Sabia que no passado havia cometido muitos erros e por isso sua liberdade havia sido tirada. Estivera preso, desde o ano 2000, quando tinha só 20 anos, cumpriu sua pena, que era de 11 anos e hoje com 28 saiu, não por indulto de natal, mas por boa conduta e prestação de serviço aos pobres, carpintaria, era o que ele sabia fazer. Estava perturbado, alienado como ele mesmo disse, perdido em uma cidade que não era mais a mesma de 9 anos atrás, ciente dos maus atos que havia cometido, e acreditando que seus irmãos não confiavam mais em sua recuperação e mudança, ele já não era mais o mesmo, e certamente precisará de muita ajuda para não voltar a ser o que era antes.

Muitas pessoas lhe doaram modinhas, eu abri minha bolsa e coloquei em uma sacolinha dois iogurtes, quase ele desce sem recebê-los, mas um senhor a minha frente o entregou, agradeceu a todos chorando e dizendo que não acreditava que aquilo estava acontecendo, quando pisou o pé na calçada, abriu um dos potes de iogurte e tomou de um só gole, e o senhor a minha frente me olhou e disse, "era fome, olha virou tudo de uma só vez!" E eu balbuciei, "coitado!"

Como tudo começou



Há tempos estava querendo iniciar um blog, a febre do momento, mas não queria algo convencional, como relatar o meu dia a dia. Desde menina nunca fui de diários ou agendas, mas sempre gostei de escrever. Sou formada em comunicação social e precisava iniciar algo, retomar a escrita, e passar para as pessoas fatos que realmente as fizesse, de certo modo, refletir um pouco.

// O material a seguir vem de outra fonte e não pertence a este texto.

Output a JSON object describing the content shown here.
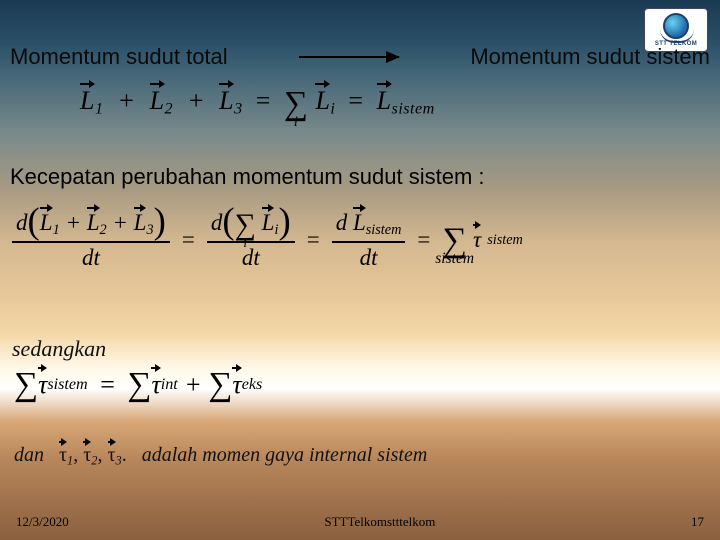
{
  "logo": {
    "label": "STT TELKOM"
  },
  "heading": {
    "left": "Momentum sudut total",
    "right": "Momentum sudut sistem"
  },
  "equation1": {
    "L1": "L",
    "sub1": "1",
    "L2": "L",
    "sub2": "2",
    "L3": "L",
    "sub3": "3",
    "Li": "L",
    "subi": "i",
    "Ls": "L",
    "subs": "sistem",
    "sumIndex": "i",
    "eq": "="
  },
  "subheading": "Kecepatan perubahan momentum sudut sistem :",
  "equation2": {
    "d": "d",
    "dt": "dt",
    "L1": "L",
    "sub1": "1",
    "L2": "L",
    "sub2": "2",
    "L3": "L",
    "sub3": "3",
    "Li": "L",
    "subi": "i",
    "Ls": "L",
    "subs": "sistem",
    "tau": "τ",
    "tauSub": "sistem",
    "sumIndex": "i",
    "sumIndex2": "sistem",
    "eq": "="
  },
  "sedangkan": "sedangkan",
  "equation3": {
    "tau": "τ",
    "subSistem": "sistem",
    "subInt": "int",
    "subEks": "eks",
    "eq": "=",
    "plus": "+"
  },
  "finalLine": {
    "dan": "dan",
    "tau": "τ",
    "s1": "1",
    "s2": "2",
    "s3": "3",
    "comma": ",",
    "rest": "adalah momen gaya internal sistem"
  },
  "footer": {
    "date": "12/3/2020",
    "center": "STTTelkomstttelkom",
    "page": "17"
  },
  "colors": {
    "text": "#000000"
  }
}
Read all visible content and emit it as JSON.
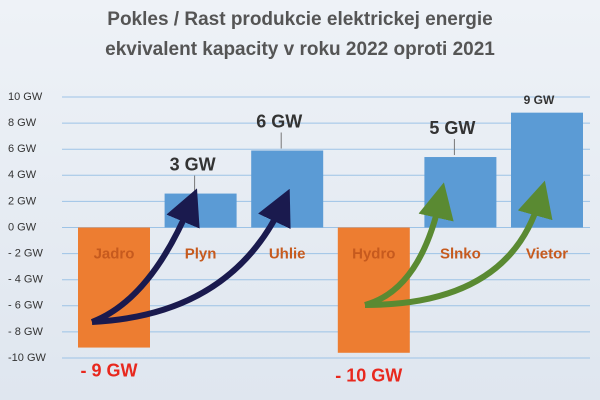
{
  "chart_data": {
    "type": "bar",
    "title": "Pokles / Rast produkcie elektrickej energie",
    "subtitle": "ekvivalent kapacity v roku 2022 oproti 2021",
    "categories": [
      "Jadro",
      "Plyn",
      "Uhlie",
      "Hydro",
      "Slnko",
      "Vietor"
    ],
    "values": [
      -9.2,
      2.6,
      5.9,
      -9.6,
      5.4,
      8.8
    ],
    "value_labels": [
      "- 9 GW",
      "3 GW",
      "6 GW",
      "- 10 GW",
      "5 GW",
      "9 GW"
    ],
    "colors": [
      "#ed7d31",
      "#5b9bd5",
      "#5b9bd5",
      "#ed7d31",
      "#5b9bd5",
      "#5b9bd5"
    ],
    "ylim": [
      -10,
      10
    ],
    "yticks": [
      {
        "value": 10,
        "label": "10 GW"
      },
      {
        "value": 8,
        "label": "8 GW"
      },
      {
        "value": 6,
        "label": "6 GW"
      },
      {
        "value": 4,
        "label": "4 GW"
      },
      {
        "value": 2,
        "label": "2 GW"
      },
      {
        "value": 0,
        "label": "0 GW"
      },
      {
        "value": -2,
        "label": "- 2 GW"
      },
      {
        "value": -4,
        "label": "- 4 GW"
      },
      {
        "value": -6,
        "label": "- 6 GW"
      },
      {
        "value": -8,
        "label": "- 8 GW"
      },
      {
        "value": -10,
        "label": "-10 GW"
      }
    ],
    "grid": true
  }
}
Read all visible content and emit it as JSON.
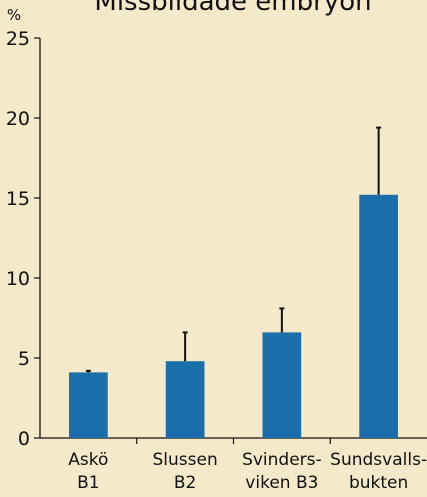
{
  "chart_data": {
    "type": "bar",
    "title": "Missbildade embryon",
    "ylabel": "%",
    "ylim": [
      0,
      25
    ],
    "yticks": [
      "0",
      "5",
      "10",
      "15",
      "20",
      "25"
    ],
    "categories": [
      [
        "Askö",
        "B1"
      ],
      [
        "Slussen",
        "B2"
      ],
      [
        "Svinders-",
        "viken B3"
      ],
      [
        "Sundsvalls-",
        "bukten"
      ]
    ],
    "values": [
      4.1,
      4.8,
      6.6,
      15.2
    ],
    "errors": [
      0.1,
      1.8,
      1.5,
      4.2
    ],
    "grid": false,
    "legend": "none",
    "colors": {
      "bar": "#1a6faa",
      "background": "#f4e9c9",
      "axis": "#111111"
    }
  }
}
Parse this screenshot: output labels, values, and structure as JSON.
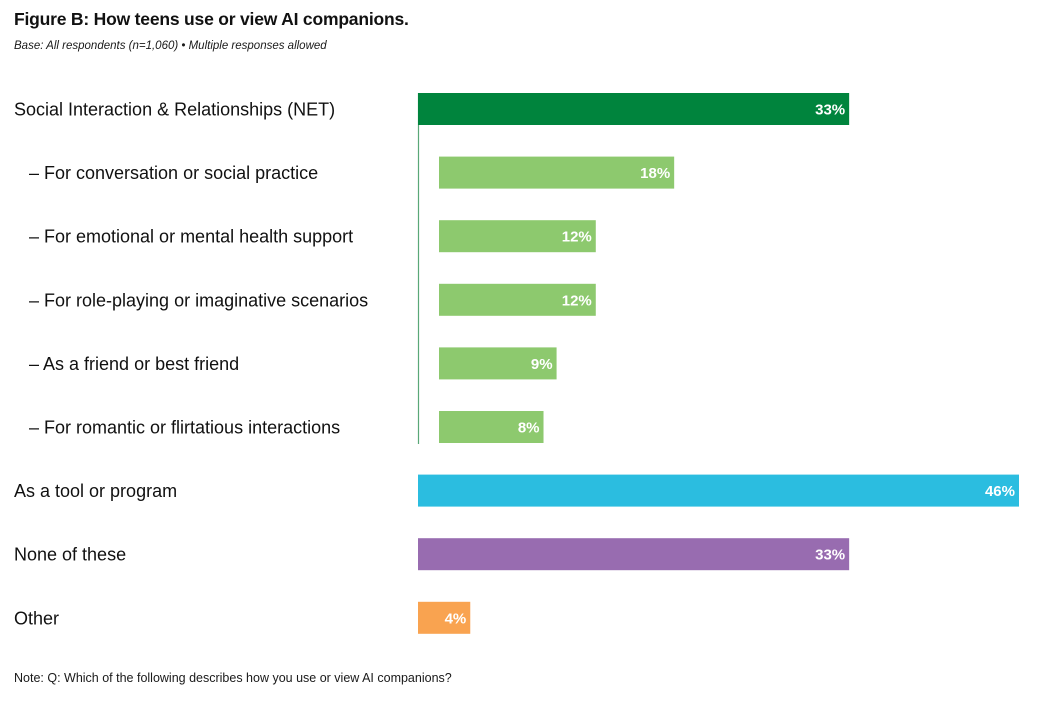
{
  "header": {
    "title": "Figure B: How teens use or view AI companions.",
    "subtitle": "Base: All respondents (n=1,060) • Multiple responses allowed"
  },
  "footer": {
    "note": "Note: Q: Which of the following describes how you use or view AI companions?"
  },
  "colors": {
    "net": "#00843d",
    "sub": "#8dc96e",
    "tool": "#2bbde0",
    "none": "#986cb0",
    "other": "#f9a350",
    "connector": "#5aa878"
  },
  "chart_data": {
    "type": "bar",
    "orientation": "horizontal",
    "title": "Figure B: How teens use or view AI companions.",
    "value_suffix": "%",
    "xlim": [
      0,
      46
    ],
    "categories": [
      {
        "label": "Social Interaction & Relationships (NET)",
        "value": 33,
        "level": 0,
        "color_key": "net"
      },
      {
        "label": "– For conversation or social practice",
        "value": 18,
        "level": 1,
        "color_key": "sub"
      },
      {
        "label": "– For emotional or mental health support",
        "value": 12,
        "level": 1,
        "color_key": "sub"
      },
      {
        "label": "– For role-playing or imaginative scenarios",
        "value": 12,
        "level": 1,
        "color_key": "sub"
      },
      {
        "label": "– As a friend or best friend",
        "value": 9,
        "level": 1,
        "color_key": "sub"
      },
      {
        "label": "– For romantic or flirtatious interactions",
        "value": 8,
        "level": 1,
        "color_key": "sub"
      },
      {
        "label": "As a tool or program",
        "value": 46,
        "level": 0,
        "color_key": "tool"
      },
      {
        "label": "None of these",
        "value": 33,
        "level": 0,
        "color_key": "none"
      },
      {
        "label": "Other",
        "value": 4,
        "level": 0,
        "color_key": "other"
      }
    ]
  }
}
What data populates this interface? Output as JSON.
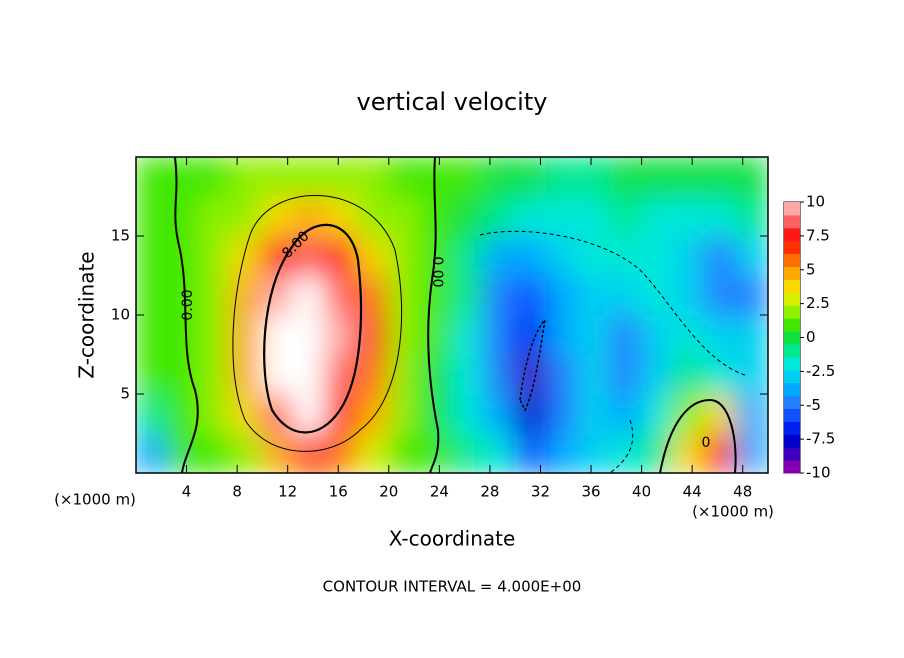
{
  "chart_data": {
    "type": "heatmap",
    "title": "vertical velocity",
    "x_label": "X-coordinate",
    "y_label": "Z-coordinate",
    "x_unit_left": "(×1000 m)",
    "x_unit_right": "(×1000 m)",
    "footer": "CONTOUR INTERVAL = 4.000E+00",
    "contour_labels": [
      "0.00",
      "8.00",
      "0.00",
      "0"
    ],
    "x": [
      1.25,
      3.75,
      6.25,
      8.75,
      11.25,
      13.75,
      16.25,
      18.75,
      21.25,
      23.75,
      26.25,
      28.75,
      31.25,
      33.75,
      36.25,
      38.75,
      41.25,
      43.75,
      46.25,
      48.75
    ],
    "y": [
      1.25,
      3.75,
      6.25,
      8.75,
      11.25,
      13.75,
      16.25,
      18.75
    ],
    "values": [
      [
        -4,
        0.5,
        1,
        2,
        5,
        7,
        6,
        3,
        1,
        0.5,
        -1,
        -2,
        -6,
        -4,
        -3,
        -2,
        -1,
        4,
        8,
        -4
      ],
      [
        -1,
        0.5,
        1.5,
        4,
        9,
        11,
        8,
        5,
        1.5,
        0,
        -2,
        -4,
        -8,
        -5,
        -3,
        -4,
        -2,
        2,
        4,
        -4
      ],
      [
        0.5,
        1,
        1.5,
        5,
        11,
        12,
        9,
        6,
        1.5,
        0,
        -2,
        -5,
        -9,
        -5,
        -3,
        -5,
        -3,
        -1,
        -2,
        -3
      ],
      [
        0.5,
        1,
        1.5,
        5,
        11,
        12,
        10,
        7,
        2,
        0.5,
        -2,
        -5,
        -7,
        -4,
        -3,
        -5,
        -3,
        -2,
        -3,
        -3
      ],
      [
        0.5,
        1,
        1.5,
        5,
        10,
        12,
        9,
        6,
        2,
        0.5,
        -1,
        -5,
        -6,
        -4,
        -3,
        -3,
        -2,
        -3,
        -5,
        -5
      ],
      [
        0.5,
        1,
        1.5,
        4,
        8,
        9,
        8,
        4,
        1.5,
        0.5,
        -1,
        -4,
        -4,
        -3,
        -2,
        -2,
        -2,
        -3,
        -5,
        -3
      ],
      [
        1,
        1,
        1.5,
        2,
        4,
        5,
        4,
        2,
        1.5,
        0.5,
        -0.5,
        -1,
        -2,
        -2,
        -2,
        -1.5,
        -2,
        -2,
        -2,
        -1
      ],
      [
        1,
        1,
        1,
        1.5,
        2,
        2,
        2,
        1.5,
        1,
        0.5,
        0.5,
        0,
        -0.5,
        -1,
        -1,
        -0.5,
        -0.5,
        -0.5,
        0,
        0
      ]
    ],
    "xlim": [
      0,
      50
    ],
    "ylim": [
      0,
      20
    ],
    "xticks": [
      4,
      8,
      12,
      16,
      20,
      24,
      28,
      32,
      36,
      40,
      44,
      48
    ],
    "yticks": [
      5,
      10,
      15
    ],
    "clim": [
      -10,
      10
    ],
    "cticks": [
      10,
      7.5,
      5,
      2.5,
      0,
      -2.5,
      -5,
      -7.5,
      -10
    ],
    "colors": [
      "#8000b0",
      "#4000c0",
      "#0000c8",
      "#0020f0",
      "#1050ff",
      "#2080ff",
      "#00a8ff",
      "#00d0f0",
      "#00e8d8",
      "#00e890",
      "#10e040",
      "#40e800",
      "#90f000",
      "#d8f000",
      "#f8d800",
      "#ffa800",
      "#ff7000",
      "#ff3000",
      "#ff1818",
      "#ff6060",
      "#ffa8a8"
    ],
    "over_color": "#ffffff"
  }
}
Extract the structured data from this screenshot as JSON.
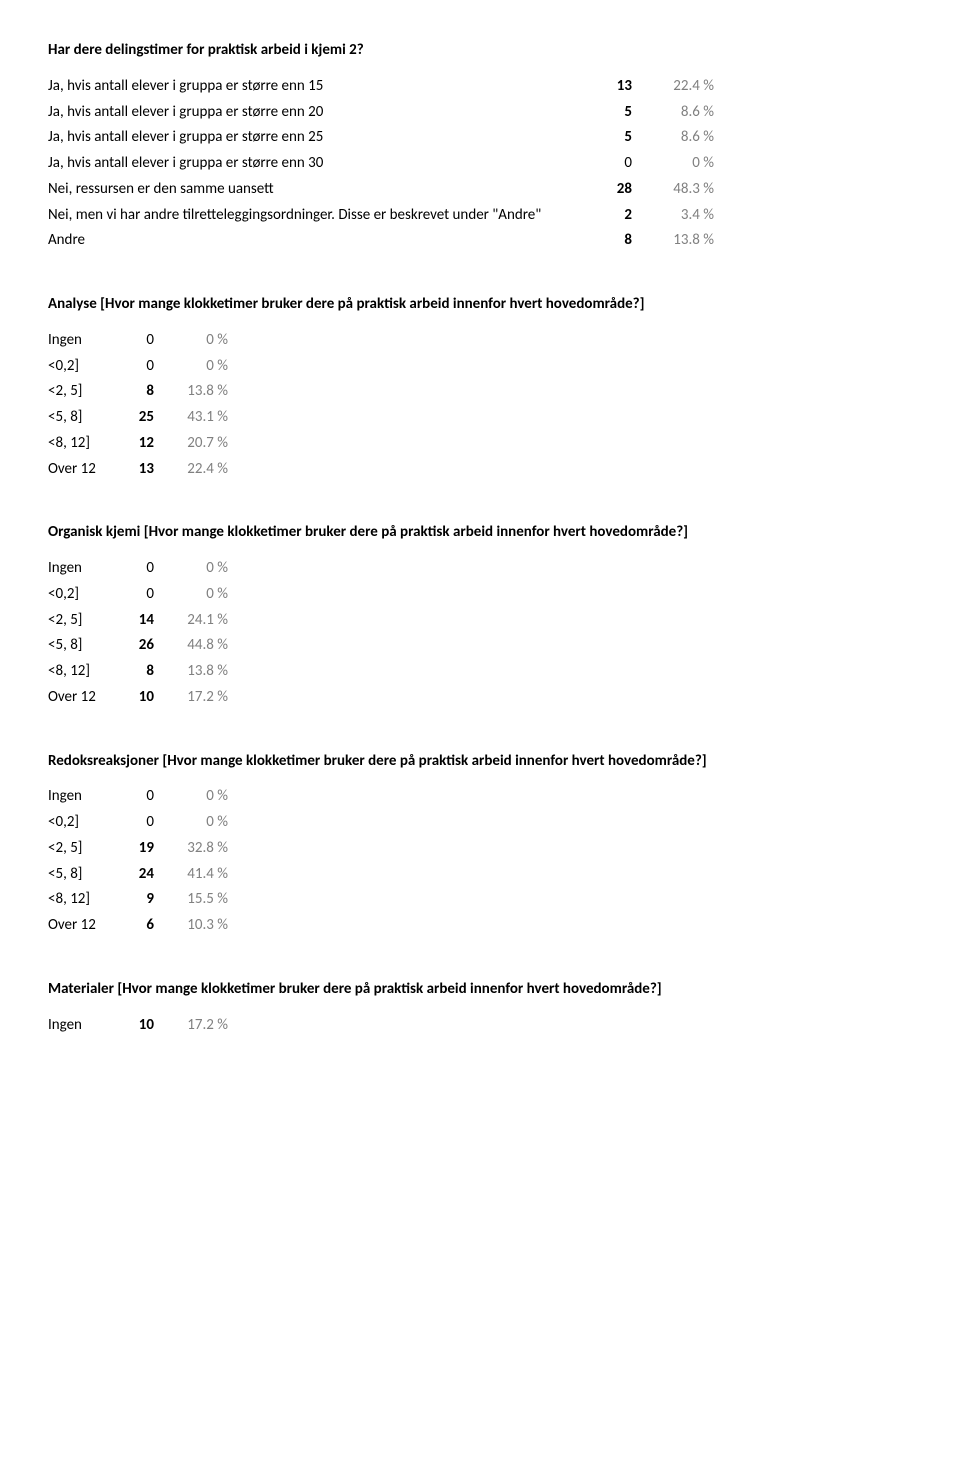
{
  "colors": {
    "text": "#000000",
    "muted": "#808080",
    "background": "#ffffff"
  },
  "typography": {
    "font_family": "Calibri",
    "body_fontsize_pt": 11,
    "title_weight": "bold"
  },
  "sections": [
    {
      "title": "Har dere delingstimer for praktisk arbeid i kjemi 2?",
      "layout": "wide",
      "rows": [
        {
          "label": "Ja, hvis antall elever i gruppa er større enn 15",
          "count": "13",
          "pct": "22.4 %",
          "bold": true
        },
        {
          "label": "Ja, hvis antall elever i gruppa er større enn 20",
          "count": "5",
          "pct": "8.6 %",
          "bold": true
        },
        {
          "label": "Ja, hvis antall elever i gruppa er større enn 25",
          "count": "5",
          "pct": "8.6 %",
          "bold": true
        },
        {
          "label": "Ja, hvis antall elever i gruppa er større enn 30",
          "count": "0",
          "pct": "0 %",
          "bold": true
        },
        {
          "label": "Nei, ressursen er den samme uansett",
          "count": "28",
          "pct": "48.3 %",
          "bold": true
        },
        {
          "label": "Nei, men vi har andre tilretteleggingsordninger. Disse er beskrevet under \"Andre\"",
          "count": "2",
          "pct": "3.4 %",
          "bold": true
        },
        {
          "label": "Andre",
          "count": "8",
          "pct": "13.8 %",
          "bold": true
        }
      ]
    },
    {
      "title": "Analyse [Hvor mange klokketimer bruker dere på praktisk arbeid innenfor hvert hovedområde?]",
      "layout": "narrow",
      "rows": [
        {
          "label": "Ingen",
          "count": "0",
          "pct": "0 %",
          "bold": true
        },
        {
          "label": "<0,2]",
          "count": "0",
          "pct": "0 %",
          "bold": true
        },
        {
          "label": "<2, 5]",
          "count": "8",
          "pct": "13.8 %",
          "bold": true
        },
        {
          "label": "<5, 8]",
          "count": "25",
          "pct": "43.1 %",
          "bold": true
        },
        {
          "label": "<8, 12]",
          "count": "12",
          "pct": "20.7 %",
          "bold": true
        },
        {
          "label": "Over 12",
          "count": "13",
          "pct": "22.4 %",
          "bold": true
        }
      ]
    },
    {
      "title": "Organisk kjemi [Hvor mange klokketimer bruker dere på praktisk arbeid innenfor hvert hovedområde?]",
      "layout": "narrow",
      "rows": [
        {
          "label": "Ingen",
          "count": "0",
          "pct": "0 %",
          "bold": true
        },
        {
          "label": "<0,2]",
          "count": "0",
          "pct": "0 %",
          "bold": true
        },
        {
          "label": "<2, 5]",
          "count": "14",
          "pct": "24.1 %",
          "bold": true
        },
        {
          "label": "<5, 8]",
          "count": "26",
          "pct": "44.8 %",
          "bold": true
        },
        {
          "label": "<8, 12]",
          "count": "8",
          "pct": "13.8 %",
          "bold": true
        },
        {
          "label": "Over 12",
          "count": "10",
          "pct": "17.2 %",
          "bold": true
        }
      ]
    },
    {
      "title": "Redoksreaksjoner [Hvor mange klokketimer bruker dere på praktisk arbeid innenfor hvert hovedområde?]",
      "layout": "narrow",
      "rows": [
        {
          "label": "Ingen",
          "count": "0",
          "pct": "0 %",
          "bold": true
        },
        {
          "label": "<0,2]",
          "count": "0",
          "pct": "0 %",
          "bold": true
        },
        {
          "label": "<2, 5]",
          "count": "19",
          "pct": "32.8 %",
          "bold": true
        },
        {
          "label": "<5, 8]",
          "count": "24",
          "pct": "41.4 %",
          "bold": true
        },
        {
          "label": "<8, 12]",
          "count": "9",
          "pct": "15.5 %",
          "bold": true
        },
        {
          "label": "Over 12",
          "count": "6",
          "pct": "10.3 %",
          "bold": true
        }
      ]
    },
    {
      "title": "Materialer [Hvor mange klokketimer bruker dere på praktisk arbeid innenfor hvert hovedområde?]",
      "layout": "single",
      "rows": [
        {
          "label": "Ingen",
          "count": "10",
          "pct": "17.2 %",
          "bold": true
        }
      ]
    }
  ]
}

E hoje, como em uns poucos mementos de inspiração, me aconteceu algo que verdadeiramente me tocou, e me trouxe memórias de fatos muito parecidos que me ocorrem diariamente, então pensei, porque não relatá-los?

O tema vocês saberão logo no primeiro post, só peço que não se espantem caso tenham à certeza de já terem visto isso antes.